Discontent and economic hopelessness reached a head when Pope John Paul II visited Haiti in March 1983. Declaring that "Something must change here," in a speech in Port-au-Prince, the Pope called for equitable distribution of income and a more egalitarian social and political structure. Revolts began, revitalized by the Catholic Church, and riots began to break out in the city of Gonaïves, with crowds attacking food distribution centers. From October 1985 to January 1986, protests spread throughout the country, to the south. A revolt began in the provinces two years later. The city of Gonaïves was the first to have street demonstrations and raids on food-distribution warehouses. The protests spread to six other cities across the country, including Cap-Haïtien. By the end of that month, Haitians in the south had revolted. The most significant rioting there broke out in Les Cayes.

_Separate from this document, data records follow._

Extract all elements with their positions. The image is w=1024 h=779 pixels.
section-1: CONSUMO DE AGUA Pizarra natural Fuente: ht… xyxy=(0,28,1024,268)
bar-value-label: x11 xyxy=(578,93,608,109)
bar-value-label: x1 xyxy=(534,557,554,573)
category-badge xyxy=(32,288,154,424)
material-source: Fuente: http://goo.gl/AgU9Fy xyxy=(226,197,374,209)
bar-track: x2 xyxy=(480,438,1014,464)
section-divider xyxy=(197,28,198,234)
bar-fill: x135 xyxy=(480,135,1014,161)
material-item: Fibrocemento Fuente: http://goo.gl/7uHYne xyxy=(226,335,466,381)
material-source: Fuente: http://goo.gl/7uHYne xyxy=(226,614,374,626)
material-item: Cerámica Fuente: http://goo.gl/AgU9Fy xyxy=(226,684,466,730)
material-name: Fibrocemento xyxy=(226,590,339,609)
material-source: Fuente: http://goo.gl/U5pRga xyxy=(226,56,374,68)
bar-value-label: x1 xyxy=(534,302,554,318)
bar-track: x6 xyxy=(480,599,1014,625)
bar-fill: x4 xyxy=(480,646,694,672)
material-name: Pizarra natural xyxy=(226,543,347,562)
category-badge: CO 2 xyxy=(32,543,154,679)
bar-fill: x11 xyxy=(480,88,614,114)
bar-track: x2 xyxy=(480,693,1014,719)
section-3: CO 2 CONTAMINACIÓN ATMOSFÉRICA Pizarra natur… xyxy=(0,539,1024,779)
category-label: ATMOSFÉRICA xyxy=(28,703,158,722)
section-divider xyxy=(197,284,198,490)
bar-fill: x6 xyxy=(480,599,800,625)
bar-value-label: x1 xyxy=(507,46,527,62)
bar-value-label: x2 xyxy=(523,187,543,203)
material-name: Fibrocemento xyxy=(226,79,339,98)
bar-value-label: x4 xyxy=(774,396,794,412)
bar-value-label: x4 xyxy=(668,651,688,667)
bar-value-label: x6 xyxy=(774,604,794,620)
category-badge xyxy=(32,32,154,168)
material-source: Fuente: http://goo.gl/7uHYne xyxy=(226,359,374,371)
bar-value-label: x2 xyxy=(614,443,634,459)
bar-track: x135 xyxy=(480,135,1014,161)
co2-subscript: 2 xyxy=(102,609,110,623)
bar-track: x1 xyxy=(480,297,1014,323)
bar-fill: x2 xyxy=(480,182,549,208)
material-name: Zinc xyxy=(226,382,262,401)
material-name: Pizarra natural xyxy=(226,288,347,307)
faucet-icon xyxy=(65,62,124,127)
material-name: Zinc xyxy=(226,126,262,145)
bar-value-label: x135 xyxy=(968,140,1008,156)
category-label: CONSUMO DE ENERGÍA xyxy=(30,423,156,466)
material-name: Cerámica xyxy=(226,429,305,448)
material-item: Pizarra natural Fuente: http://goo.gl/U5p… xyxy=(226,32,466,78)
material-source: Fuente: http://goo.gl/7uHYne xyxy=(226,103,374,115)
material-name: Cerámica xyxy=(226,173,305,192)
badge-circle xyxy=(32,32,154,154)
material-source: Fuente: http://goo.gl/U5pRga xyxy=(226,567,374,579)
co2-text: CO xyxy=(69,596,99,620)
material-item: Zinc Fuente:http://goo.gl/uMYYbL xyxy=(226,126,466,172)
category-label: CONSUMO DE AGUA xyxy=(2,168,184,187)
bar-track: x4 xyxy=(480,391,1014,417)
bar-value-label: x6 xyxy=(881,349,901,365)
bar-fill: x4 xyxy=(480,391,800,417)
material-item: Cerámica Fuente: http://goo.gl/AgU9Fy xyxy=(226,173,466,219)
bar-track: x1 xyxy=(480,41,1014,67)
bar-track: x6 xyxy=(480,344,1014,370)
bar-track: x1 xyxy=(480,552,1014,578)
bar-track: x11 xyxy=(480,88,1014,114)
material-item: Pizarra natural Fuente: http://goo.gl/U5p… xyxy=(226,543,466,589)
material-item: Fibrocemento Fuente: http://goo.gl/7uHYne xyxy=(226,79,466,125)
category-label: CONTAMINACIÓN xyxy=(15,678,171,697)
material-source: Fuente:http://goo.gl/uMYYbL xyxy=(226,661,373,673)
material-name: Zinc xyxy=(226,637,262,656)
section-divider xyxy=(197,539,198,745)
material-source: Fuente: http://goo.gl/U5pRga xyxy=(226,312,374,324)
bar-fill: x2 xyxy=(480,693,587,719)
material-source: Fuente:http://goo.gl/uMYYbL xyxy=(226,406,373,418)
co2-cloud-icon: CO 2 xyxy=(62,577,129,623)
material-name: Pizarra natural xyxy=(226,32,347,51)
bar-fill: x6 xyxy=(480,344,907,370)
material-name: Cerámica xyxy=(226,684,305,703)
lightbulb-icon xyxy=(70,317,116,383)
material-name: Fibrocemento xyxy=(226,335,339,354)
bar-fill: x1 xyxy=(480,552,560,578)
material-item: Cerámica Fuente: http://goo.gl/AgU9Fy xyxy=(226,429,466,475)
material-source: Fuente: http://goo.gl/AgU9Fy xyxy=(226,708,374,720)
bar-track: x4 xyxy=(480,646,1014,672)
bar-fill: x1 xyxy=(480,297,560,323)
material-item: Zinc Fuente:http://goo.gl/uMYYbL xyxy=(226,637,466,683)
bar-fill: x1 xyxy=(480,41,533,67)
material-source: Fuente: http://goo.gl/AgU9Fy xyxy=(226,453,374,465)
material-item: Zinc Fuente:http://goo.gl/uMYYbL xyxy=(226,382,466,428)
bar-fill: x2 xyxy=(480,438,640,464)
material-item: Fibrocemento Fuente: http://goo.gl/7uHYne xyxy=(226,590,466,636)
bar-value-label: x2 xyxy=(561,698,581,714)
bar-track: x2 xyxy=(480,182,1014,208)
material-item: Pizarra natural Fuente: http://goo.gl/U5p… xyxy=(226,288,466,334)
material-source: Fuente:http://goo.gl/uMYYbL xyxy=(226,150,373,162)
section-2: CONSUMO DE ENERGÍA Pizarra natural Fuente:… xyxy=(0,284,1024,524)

Duvalier responded to riots by firing cabinet officials and cutting food prices. He also closed several independent radio stations, and deployed police units and army guards to quell the uprisings. However, these moves failed to pacify demonstrators, and in January 1986, the Reagan administration began to pressure Duvalier to renounce power and leave Haiti. Negotiations stalled, and while Duvalier initially accepted an offer of asylum in Jamaica, he rescinded his offer and decided to remain in Haiti. As a result, the US State Department cut back aid to Haiti, and violence in the streets spread to Port-au-Prince. On February 5, 1986, members of the military confronted the Duvalier regime and demanded his departure. With no support from the military or the legislature left, Duvalier consented, and he and his family departed by plane from Haiti to France on February 7. He named an interim legislature, the Conseil National de Gouvernement (CNG - National Governing Council) made up of three civilians as well as two military officials. This began a shaky period of transition to full democratic rule.